VIEW VIDEO: How to Tie a Water Knot
The following text is by Adolph E. Peschke as presented in the 1998 printing of the 1993 edition of the Pioneering Merit Badge Pamphlet:
What could be simpler than tying two Overhand knots to form a water knot? Its use goes back to commercial fisherman who needed to tie the ends of two wet fishing lines together.
In recent years, mountain climbers have found this knot very useful. They use a man-made fiber rope that is somewhat slick and is difficult to be spliced in the field. To tie two ropes together, climbers use the water knot because it’s a simple knot with little bulk and above all, it’s a knot that will not fail.
Mountain climbers also use the water knot to tie a rope seat and to tie the ends of short lengths of rope together to form a grommet (loop) that’s used in many climbing applications.

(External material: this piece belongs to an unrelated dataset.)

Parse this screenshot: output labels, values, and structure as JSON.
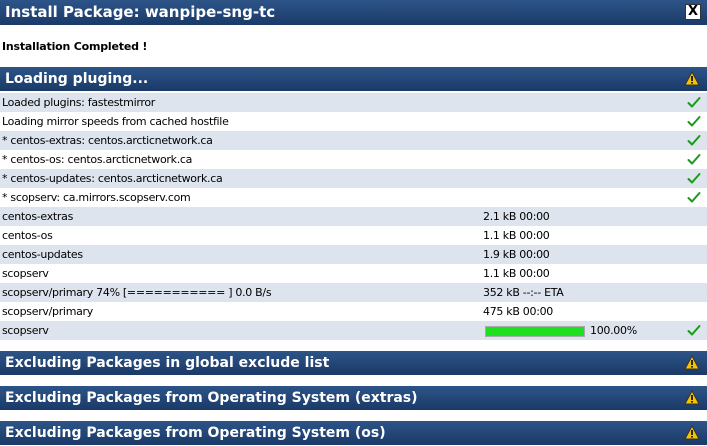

This knot also works well with nylon webbing used in mountain climbing. Basically, the water knot is handy for tying together any types of ropes of the same diameter. In pioneering, whenever you’re using ropes made of man-made fibers that are braided and slick and don’t hold knots well, think of the water knot.
- To tie together the ends of two wet or slippery ropes.
- To make a grommet (loop) using all types of rope (braided or twisted). Keep in mind that once strain is put on the knot, it will be hard to untie.
- To tie together the ends of halyards.
- To tie the ends of flat nylon webbing to make a grommet (loop) or sling.